# Paris Opera Ballet



## guythegreg (Jun 15, 2012)

Last night's show ... wish you all could have gone with me. Only one part of the show was really valuable to me - Suite en blanc - but it was really quite something. All the dancers in white (except for some gentlemen, who had black trousers). Clouds - flocks - of young ballerinas escorting the stars on and off the stage. Moments of ... well, think of a ripe peach, or a basket of strawberries. That kind of thing.

It was described in the program as "a synthesis of the choreographer's neoclassical art," and as dry as that sounds, perhaps it should have been called a pinnacle or a peak of the neoclassical art.
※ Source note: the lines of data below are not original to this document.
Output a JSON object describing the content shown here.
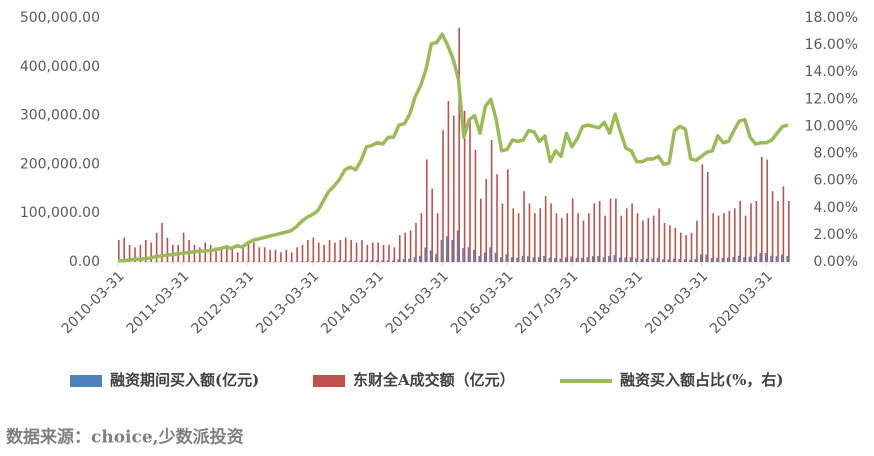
{
  "chart_data": {
    "type": "bar-line",
    "source": "数据来源：choice,少数派投资",
    "categories": [
      "2010-03-31",
      null,
      null,
      null,
      null,
      null,
      null,
      null,
      null,
      null,
      null,
      null,
      "2011-03-31",
      null,
      null,
      null,
      null,
      null,
      null,
      null,
      null,
      null,
      null,
      null,
      "2012-03-31",
      null,
      null,
      null,
      null,
      null,
      null,
      null,
      null,
      null,
      null,
      null,
      "2013-03-31",
      null,
      null,
      null,
      null,
      null,
      null,
      null,
      null,
      null,
      null,
      null,
      "2014-03-31",
      null,
      null,
      null,
      null,
      null,
      null,
      null,
      null,
      null,
      null,
      null,
      "2015-03-31",
      null,
      null,
      null,
      null,
      null,
      null,
      null,
      null,
      null,
      null,
      null,
      "2016-03-31",
      null,
      null,
      null,
      null,
      null,
      null,
      null,
      null,
      null,
      null,
      null,
      "2017-03-31",
      null,
      null,
      null,
      null,
      null,
      null,
      null,
      null,
      null,
      null,
      null,
      "2018-03-31",
      null,
      null,
      null,
      null,
      null,
      null,
      null,
      null,
      null,
      null,
      null,
      "2019-03-31",
      null,
      null,
      null,
      null,
      null,
      null,
      null,
      null,
      null,
      null,
      null,
      "2020-03-31",
      null,
      null,
      null,
      null
    ],
    "series": [
      {
        "name": "融资期间买入额(亿元)",
        "color": "#4f81bd",
        "kind": "bar",
        "axis": "y",
        "values": [
          50,
          50,
          50,
          60,
          70,
          110,
          120,
          240,
          360,
          250,
          190,
          210,
          390,
          320,
          260,
          240,
          320,
          300,
          270,
          300,
          390,
          300,
          240,
          390,
          560,
          640,
          510,
          540,
          480,
          500,
          420,
          550,
          460,
          780,
          1050,
          1490,
          1750,
          1520,
          1580,
          2340,
          2240,
          2750,
          3400,
          3150,
          2720,
          3380,
          2980,
          3440,
          3520,
          3050,
          3220,
          2760,
          5560,
          6120,
          7090,
          9760,
          13000,
          29820,
          24150,
          16200,
          45360,
          52800,
          45000,
          64800,
          28520,
          30450,
          24840,
          12350,
          19550,
          30000,
          18900,
          9840,
          15770,
          9900,
          8900,
          13050,
          11640,
          9600,
          9790,
          12560,
          8880,
          8200,
          7020,
          9500,
          11050,
          9100,
          8500,
          10100,
          12000,
          12380,
          9790,
          12350,
          14170,
          9120,
          9240,
          9840,
          7400,
          6290,
          6840,
          7220,
          8580,
          5760,
          5480,
          6790,
          6000,
          5390,
          4560,
          6380,
          15600,
          14990,
          8200,
          8840,
          8800,
          9350,
          10670,
          13000,
          9980,
          11040,
          10880,
          18920,
          18480,
          13050,
          11880,
          15500,
          12630
        ]
      },
      {
        "name": "东财全A成交额（亿元）",
        "color": "#c0504d",
        "kind": "bar",
        "axis": "y",
        "values": [
          45000,
          50000,
          35000,
          30000,
          35000,
          45000,
          40000,
          60000,
          80000,
          50000,
          35000,
          35000,
          60000,
          45000,
          35000,
          30000,
          40000,
          35000,
          30000,
          30000,
          35000,
          30000,
          20000,
          35000,
          40000,
          40000,
          30000,
          30000,
          25000,
          25000,
          20000,
          25000,
          20000,
          30000,
          35000,
          45000,
          50000,
          40000,
          35000,
          45000,
          40000,
          45000,
          50000,
          45000,
          40000,
          45000,
          35000,
          40000,
          40000,
          35000,
          35000,
          30000,
          55000,
          60000,
          65000,
          80000,
          100000,
          210000,
          150000,
          100000,
          270000,
          330000,
          300000,
          480000,
          310000,
          290000,
          230000,
          130000,
          170000,
          250000,
          180000,
          120000,
          190000,
          110000,
          100000,
          145000,
          120000,
          100000,
          110000,
          135000,
          120000,
          100000,
          90000,
          100000,
          130000,
          100000,
          85000,
          100000,
          120000,
          125000,
          95000,
          130000,
          130000,
          95000,
          110000,
          120000,
          100000,
          85000,
          90000,
          95000,
          110000,
          80000,
          75000,
          70000,
          60000,
          55000,
          60000,
          85000,
          200000,
          185000,
          100000,
          95000,
          100000,
          105000,
          110000,
          125000,
          95000,
          120000,
          125000,
          215000,
          210000,
          145000,
          125000,
          155000,
          125000
        ]
      },
      {
        "name": "融资买入额占比(%，右)",
        "color": "#9bbb59",
        "kind": "line",
        "axis": "y2",
        "values": [
          0.1,
          0.1,
          0.15,
          0.2,
          0.2,
          0.25,
          0.3,
          0.4,
          0.45,
          0.5,
          0.55,
          0.6,
          0.65,
          0.7,
          0.75,
          0.8,
          0.8,
          0.85,
          0.9,
          1.0,
          1.1,
          1.0,
          1.2,
          1.1,
          1.4,
          1.6,
          1.7,
          1.8,
          1.9,
          2.0,
          2.1,
          2.2,
          2.3,
          2.6,
          3.0,
          3.3,
          3.5,
          3.8,
          4.5,
          5.2,
          5.6,
          6.1,
          6.8,
          7.0,
          6.8,
          7.5,
          8.5,
          8.6,
          8.8,
          8.7,
          9.2,
          9.2,
          10.1,
          10.2,
          10.9,
          12.2,
          13.0,
          14.2,
          16.1,
          16.2,
          16.8,
          16.0,
          15.0,
          13.5,
          9.2,
          10.5,
          10.8,
          9.5,
          11.5,
          12.0,
          10.5,
          8.2,
          8.3,
          9.0,
          8.9,
          9.0,
          9.7,
          9.6,
          8.9,
          9.3,
          7.4,
          8.2,
          7.8,
          9.5,
          8.5,
          9.1,
          10.0,
          10.1,
          10.0,
          9.9,
          10.3,
          9.5,
          10.9,
          9.6,
          8.4,
          8.2,
          7.4,
          7.4,
          7.6,
          7.6,
          7.8,
          7.2,
          7.3,
          9.7,
          10.0,
          9.8,
          7.6,
          7.5,
          7.8,
          8.1,
          8.2,
          9.3,
          8.8,
          8.9,
          9.7,
          10.4,
          10.5,
          9.2,
          8.7,
          8.8,
          8.8,
          9.0,
          9.5,
          10.0,
          10.1
        ]
      }
    ],
    "ylim": [
      0,
      500000
    ],
    "yticks": [
      {
        "value": 0,
        "label": "0.00"
      },
      {
        "value": 100000,
        "label": "100,000.00"
      },
      {
        "value": 200000,
        "label": "200,000.00"
      },
      {
        "value": 300000,
        "label": "300,000.00"
      },
      {
        "value": 400000,
        "label": "400,000.00"
      },
      {
        "value": 500000,
        "label": "500,000.00"
      }
    ],
    "y2lim": [
      0,
      18
    ],
    "y2ticks": [
      {
        "value": 0,
        "label": "0.00%"
      },
      {
        "value": 2,
        "label": "2.00%"
      },
      {
        "value": 4,
        "label": "4.00%"
      },
      {
        "value": 6,
        "label": "6.00%"
      },
      {
        "value": 8,
        "label": "8.00%"
      },
      {
        "value": 10,
        "label": "10.00%"
      },
      {
        "value": 12,
        "label": "12.00%"
      },
      {
        "value": 14,
        "label": "14.00%"
      },
      {
        "value": 16,
        "label": "16.00%"
      },
      {
        "value": 18,
        "label": "18.00%"
      }
    ],
    "grid": false,
    "legend": "bottom"
  }
}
Apparently the choreographer, Serge Lifar, was also attempting to present "innovations of our times" (the times being 1943) and to "sum up" his own research in choreography.

I don't know what innovations it presented, or what research he did. But in spite of the occasional clumsiness, the surprising grace and subtlety of the dancers frequently made me almost gasp. The key there is the surprise. You think they're going to do this, they seem to be leading up to this, and they do that, and it works so much better than you could have imagined it would. It's difficult for a male dancer to deposit a female dancer on her toe, in an attitude of display. In one segment they did it again and again and again, seeming to say, it couldn't be any easier. It's hard to make legs look graceful - they're really very large and clumsy things - but again and again, the dancers expressed tenderness using only their legs.

I only have one more ticket to this show, but I wish I could go every week. It would be worth it.


----------